WASHINGTON — The newly formed Energy Efficient Foam Coalition (EEFC) said it is opposed to two U.S. building code proposals that would side-step the current code requirement for a long-standing fire safety test.
These proposals would allow the use of foam insulation that relies on a thermal barrier as the only means of defense in establishing fire safety in a majority of building applications, EEFC said in an April 18 news release.
The coalition said it believes the use of flame retardant in foam insulation, including polyurethane foam insulation, is essential "to protect occupants and workers from fire-related death and injury, and owners and occupants from property loss." EEFC said that sidestepping the Steiner Tunnel fire safety test would "effectively permit" the use of non-flame-retardant-treated foam insulation in residential applications.
"We have more than 35 years of real-world evidence that the current fire testing requirements in the International Residential Code (IRC) for foam insulation are indispensable," said EEFC spokesman Leonard Greenberger.

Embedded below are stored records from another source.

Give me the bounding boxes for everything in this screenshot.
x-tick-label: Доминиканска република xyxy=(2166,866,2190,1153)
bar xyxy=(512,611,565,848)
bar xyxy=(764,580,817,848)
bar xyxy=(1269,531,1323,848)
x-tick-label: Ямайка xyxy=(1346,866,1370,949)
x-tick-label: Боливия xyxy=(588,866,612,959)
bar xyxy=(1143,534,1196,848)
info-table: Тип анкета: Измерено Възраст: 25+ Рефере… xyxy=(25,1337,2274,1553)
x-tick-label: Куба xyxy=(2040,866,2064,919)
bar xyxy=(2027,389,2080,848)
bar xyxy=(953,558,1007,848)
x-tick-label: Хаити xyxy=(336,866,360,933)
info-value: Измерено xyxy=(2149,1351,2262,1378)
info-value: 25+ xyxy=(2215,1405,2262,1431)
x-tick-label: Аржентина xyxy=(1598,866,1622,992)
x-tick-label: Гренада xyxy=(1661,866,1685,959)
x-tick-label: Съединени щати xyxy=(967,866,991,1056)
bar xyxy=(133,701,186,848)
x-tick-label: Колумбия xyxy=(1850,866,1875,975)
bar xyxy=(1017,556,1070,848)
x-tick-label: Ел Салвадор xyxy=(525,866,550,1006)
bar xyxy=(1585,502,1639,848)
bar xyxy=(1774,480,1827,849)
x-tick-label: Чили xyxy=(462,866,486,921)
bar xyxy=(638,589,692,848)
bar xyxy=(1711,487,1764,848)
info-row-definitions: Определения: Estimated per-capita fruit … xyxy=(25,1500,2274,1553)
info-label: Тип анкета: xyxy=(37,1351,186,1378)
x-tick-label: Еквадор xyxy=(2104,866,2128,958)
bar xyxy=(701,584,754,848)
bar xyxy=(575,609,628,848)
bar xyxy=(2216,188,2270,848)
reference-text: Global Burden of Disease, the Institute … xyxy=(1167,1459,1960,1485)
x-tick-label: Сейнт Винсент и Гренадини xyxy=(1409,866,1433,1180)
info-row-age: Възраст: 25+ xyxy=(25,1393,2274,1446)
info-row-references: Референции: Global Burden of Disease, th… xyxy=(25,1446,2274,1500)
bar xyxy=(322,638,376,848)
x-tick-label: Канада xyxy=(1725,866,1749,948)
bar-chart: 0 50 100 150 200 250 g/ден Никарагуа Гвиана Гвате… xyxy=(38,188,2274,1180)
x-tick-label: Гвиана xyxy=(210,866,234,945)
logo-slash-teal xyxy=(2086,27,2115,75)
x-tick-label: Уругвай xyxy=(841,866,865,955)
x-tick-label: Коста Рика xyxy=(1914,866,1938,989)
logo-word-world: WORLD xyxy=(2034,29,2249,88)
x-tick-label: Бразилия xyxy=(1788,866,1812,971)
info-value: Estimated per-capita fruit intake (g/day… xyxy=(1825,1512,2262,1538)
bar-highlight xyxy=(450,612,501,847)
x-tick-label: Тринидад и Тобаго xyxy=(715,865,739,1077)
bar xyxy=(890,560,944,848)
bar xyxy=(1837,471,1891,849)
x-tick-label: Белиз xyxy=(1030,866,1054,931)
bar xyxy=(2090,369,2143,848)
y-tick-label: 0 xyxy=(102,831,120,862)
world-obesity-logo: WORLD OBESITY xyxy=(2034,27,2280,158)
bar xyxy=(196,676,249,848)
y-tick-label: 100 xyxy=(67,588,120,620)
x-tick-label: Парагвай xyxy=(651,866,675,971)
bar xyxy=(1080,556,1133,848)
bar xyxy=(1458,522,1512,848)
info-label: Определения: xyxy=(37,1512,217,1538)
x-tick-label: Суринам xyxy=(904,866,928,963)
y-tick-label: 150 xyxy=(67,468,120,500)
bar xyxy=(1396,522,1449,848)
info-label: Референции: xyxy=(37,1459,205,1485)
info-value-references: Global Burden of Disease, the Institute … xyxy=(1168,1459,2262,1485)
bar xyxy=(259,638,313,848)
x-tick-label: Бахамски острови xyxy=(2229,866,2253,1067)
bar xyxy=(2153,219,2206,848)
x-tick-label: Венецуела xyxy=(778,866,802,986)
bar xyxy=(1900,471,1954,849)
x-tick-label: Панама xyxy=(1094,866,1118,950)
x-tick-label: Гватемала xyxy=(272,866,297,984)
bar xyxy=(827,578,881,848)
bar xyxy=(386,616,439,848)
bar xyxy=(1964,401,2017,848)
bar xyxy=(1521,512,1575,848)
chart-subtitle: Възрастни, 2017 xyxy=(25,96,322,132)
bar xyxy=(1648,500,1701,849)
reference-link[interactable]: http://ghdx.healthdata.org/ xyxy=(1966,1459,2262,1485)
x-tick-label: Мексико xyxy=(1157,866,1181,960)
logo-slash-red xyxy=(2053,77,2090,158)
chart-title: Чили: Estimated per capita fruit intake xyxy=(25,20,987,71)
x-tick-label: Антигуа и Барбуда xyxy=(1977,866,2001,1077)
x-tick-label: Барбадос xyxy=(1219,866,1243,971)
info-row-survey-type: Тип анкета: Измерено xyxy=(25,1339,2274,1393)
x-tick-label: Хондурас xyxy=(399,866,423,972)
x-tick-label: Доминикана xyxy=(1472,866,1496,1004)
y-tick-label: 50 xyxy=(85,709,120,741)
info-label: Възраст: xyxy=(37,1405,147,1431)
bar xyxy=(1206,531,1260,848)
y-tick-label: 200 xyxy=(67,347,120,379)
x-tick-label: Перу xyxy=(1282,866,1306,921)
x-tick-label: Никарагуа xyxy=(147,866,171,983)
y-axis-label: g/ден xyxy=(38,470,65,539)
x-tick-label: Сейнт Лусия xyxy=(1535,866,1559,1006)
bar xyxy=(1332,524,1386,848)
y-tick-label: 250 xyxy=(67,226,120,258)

He added, "Existing building code fire safety provisions are based on years of careful analysis, extensive testing and a robust development process, yet the proposals pending before next week's International Code Council's Committee Action Hearings are based largely on a single, flawed report. The Coalition urges the IRC Building Committee to reject these proposals."
The coalition, which is part of the American Chemistry Council, was established to educate the building community on the benefits of foam insulation as a sustainable building material. The coalition's current members include the Centre for the Polyurethanes Industry, the Polyisocyanurate Insulation Manufacturers Association and the Spray Polyurethane Foam Alliance.